Tuesday, June 13, 2017

Beirut Youth by Jey Perie and Gorgy Esparza throws a new light on the city!

Jey Perie and Gorgy Esparza came to Beirut in 2016, what followed is an adventure telling stories about the youth, from affluent to disenfranchised and chronicling it via a book which is on sale in addition to t-shirts via the Beirut Youth website. In an email interview with Jey Perie I tried to elucidate some elements of this project, from the logo, to the purposes, passing via the involvement of Adidas Originals and other aspects. 
First the logo - it has nuances of the Hezbollah logo, who came up with it and how did it eventually take shape?
Yes, our logo is inspired by the iconic Hezbollah flag. I came up with the idea of transforming an icon that has a very negative connotation here in the West, and redesign it with very subtle changes mainly by adding positive iconography including the word Shabbab, the rose and the dove. I want people to think and see beyond the images, and challenge what they have been told about Lebanon, Beirut, and the Middle East youth in general. For some, this logo is very provocative, but it always triggers interesting and necessary conversations about our western vision of the Middle East.
The project has a store selling t-shirts but also a gofundme page, where will the money go and for what?
This project is 100% self funded. In addition to the gofundme donation page, half of the profit from the tee shirts and books will go to CYC, a children and youth center located in the refugee camp of Shatila in Beirut. CYC members have been very helpful when we were shooting in the camp. Their mission of bringing joy and education to the kids of Shatila through football and basketball is something my partner and I strongly believe in. We are going to stretch the Beirut Youth show all year long with additional show in Dubai, Tokyo and Los Angeles, we are hoping to raise 5,000$ and travel to Beirut again in December to donate it in person, in form of cash but also sport equipment, stationary etc…
The t-shirts you sell have Arabic on them, in the current xenophobic atmosphere of the US how do you think they will sell, to whom and how the reaction will be?
I believe that within our community of like minded young and creative people in the US but also Europe and Asia, enough people will understand our goals, appreciate our aesthetic and want to support by buying the tee shirt or the book.
The response have been very positive so far. Besides the sale of the tee shirts, it’s been amazing to bring to America a positive image of Beirut and the Middle East in general. A lot of people around me had their entire perspective on the region change because of these powerful images, and that was the real objective of the show.
Is there a follow up for this project? Any specific objective?
Our goal is to explore the diversity and universality of youth cultures worldwide. Gogy and I will push the Beirut Youth project until the end of the year and probably go back out there in December for a final show. Next, I would like to do further research on the situation of youth culture in Caracas and Tehran, two cities going thru massive changes and also often misunderstood in America. I hope I’ll find the time to travel and start working on these two cities in 2018.
Where does Adidas Originals comes in this and how is it involved in the project?
Adidas Originals offered us a platform here in NY by inviting us to show our work in their gallery and finance the production of the gallery show. I presented them our project with a simple trailer and a presentation in January of this year, they immediately understood what we wanted to do and agreed to support us.
In a statement on Hypebeast you say: "My experience in Lebanon has reinforced the idea that western youth have a responsibility to create relevant and authentic culture" - what does "authentic culture" mean in the context? Can a youth do anything apart from living their lives?

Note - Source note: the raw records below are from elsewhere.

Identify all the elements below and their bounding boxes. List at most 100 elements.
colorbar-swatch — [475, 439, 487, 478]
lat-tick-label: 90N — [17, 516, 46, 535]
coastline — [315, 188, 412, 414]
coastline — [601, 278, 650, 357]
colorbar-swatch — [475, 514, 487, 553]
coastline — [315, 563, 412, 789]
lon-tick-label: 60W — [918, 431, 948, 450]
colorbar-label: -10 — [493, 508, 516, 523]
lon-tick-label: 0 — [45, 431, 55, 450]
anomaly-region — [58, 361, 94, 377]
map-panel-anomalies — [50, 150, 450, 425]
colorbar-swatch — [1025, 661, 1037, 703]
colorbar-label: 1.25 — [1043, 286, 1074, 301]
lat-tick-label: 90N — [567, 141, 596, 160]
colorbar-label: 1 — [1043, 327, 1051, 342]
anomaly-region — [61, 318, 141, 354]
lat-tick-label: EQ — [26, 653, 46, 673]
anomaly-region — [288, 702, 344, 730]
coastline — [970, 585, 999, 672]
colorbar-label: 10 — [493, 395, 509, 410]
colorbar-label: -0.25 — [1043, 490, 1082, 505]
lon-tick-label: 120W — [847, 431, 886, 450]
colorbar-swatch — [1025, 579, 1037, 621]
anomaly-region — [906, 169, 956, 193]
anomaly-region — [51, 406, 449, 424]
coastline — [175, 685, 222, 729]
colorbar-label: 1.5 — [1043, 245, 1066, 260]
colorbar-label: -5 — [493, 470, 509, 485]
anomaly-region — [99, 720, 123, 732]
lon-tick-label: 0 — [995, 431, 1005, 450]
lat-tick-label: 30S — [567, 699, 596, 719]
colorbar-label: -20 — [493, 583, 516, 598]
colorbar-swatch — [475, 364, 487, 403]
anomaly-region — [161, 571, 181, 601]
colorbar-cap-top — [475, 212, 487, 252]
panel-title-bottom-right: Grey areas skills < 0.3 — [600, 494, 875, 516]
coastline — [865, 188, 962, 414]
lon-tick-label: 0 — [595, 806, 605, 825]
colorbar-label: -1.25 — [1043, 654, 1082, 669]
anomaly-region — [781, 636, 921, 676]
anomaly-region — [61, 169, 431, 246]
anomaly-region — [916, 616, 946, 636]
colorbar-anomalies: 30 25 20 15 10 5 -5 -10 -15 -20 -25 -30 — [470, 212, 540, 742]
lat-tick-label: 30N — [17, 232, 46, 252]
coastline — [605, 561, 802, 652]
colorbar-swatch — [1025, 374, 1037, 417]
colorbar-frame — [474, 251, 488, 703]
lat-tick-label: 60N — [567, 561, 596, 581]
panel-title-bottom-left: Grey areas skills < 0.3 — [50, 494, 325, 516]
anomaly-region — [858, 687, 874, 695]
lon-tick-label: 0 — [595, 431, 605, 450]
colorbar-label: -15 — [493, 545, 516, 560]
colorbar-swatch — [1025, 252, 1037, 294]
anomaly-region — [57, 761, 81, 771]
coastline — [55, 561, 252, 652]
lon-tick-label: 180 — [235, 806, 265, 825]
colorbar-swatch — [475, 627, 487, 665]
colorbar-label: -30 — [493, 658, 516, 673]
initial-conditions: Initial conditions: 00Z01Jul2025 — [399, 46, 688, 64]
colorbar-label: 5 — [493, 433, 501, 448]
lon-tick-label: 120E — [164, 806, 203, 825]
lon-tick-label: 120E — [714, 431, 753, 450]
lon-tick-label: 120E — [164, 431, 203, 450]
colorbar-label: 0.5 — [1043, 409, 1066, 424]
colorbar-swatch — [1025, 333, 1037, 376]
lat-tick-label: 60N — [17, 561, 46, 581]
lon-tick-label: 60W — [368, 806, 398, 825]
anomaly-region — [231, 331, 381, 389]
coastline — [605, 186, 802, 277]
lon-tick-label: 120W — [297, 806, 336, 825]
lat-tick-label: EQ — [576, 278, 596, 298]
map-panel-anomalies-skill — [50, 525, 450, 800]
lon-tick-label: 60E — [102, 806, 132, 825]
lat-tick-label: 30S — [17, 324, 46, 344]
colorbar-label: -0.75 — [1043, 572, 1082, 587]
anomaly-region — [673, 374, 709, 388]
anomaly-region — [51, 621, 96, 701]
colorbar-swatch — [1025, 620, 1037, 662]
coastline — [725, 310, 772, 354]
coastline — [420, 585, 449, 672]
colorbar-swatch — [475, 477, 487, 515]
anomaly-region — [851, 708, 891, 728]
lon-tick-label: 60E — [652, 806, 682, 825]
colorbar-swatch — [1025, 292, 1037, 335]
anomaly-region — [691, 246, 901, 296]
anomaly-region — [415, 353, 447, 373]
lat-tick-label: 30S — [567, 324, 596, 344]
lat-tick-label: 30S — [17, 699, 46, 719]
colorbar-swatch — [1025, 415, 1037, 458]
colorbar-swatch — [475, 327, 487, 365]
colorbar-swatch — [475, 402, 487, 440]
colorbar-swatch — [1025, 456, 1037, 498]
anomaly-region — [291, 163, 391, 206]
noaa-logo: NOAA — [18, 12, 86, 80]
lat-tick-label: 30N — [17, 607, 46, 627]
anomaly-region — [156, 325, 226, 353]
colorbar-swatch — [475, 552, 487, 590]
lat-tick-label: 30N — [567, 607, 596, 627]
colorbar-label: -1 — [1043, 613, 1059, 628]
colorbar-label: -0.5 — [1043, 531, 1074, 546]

It goes not only with Lebanon, but also with the rest of the world. The American youth culture has a powerful and global reach with sometime an absence of filter which make it hard for kids around the world to understand the context in which this Art has been created in. Hip Hop and New York subculture had a huge influence on me growing up in the south of France, I won’t be where I am now without these influences. However I believe America and the West in general also export cultures and values that can be materialistic and destructive. That’s where our responsibility lies I believe.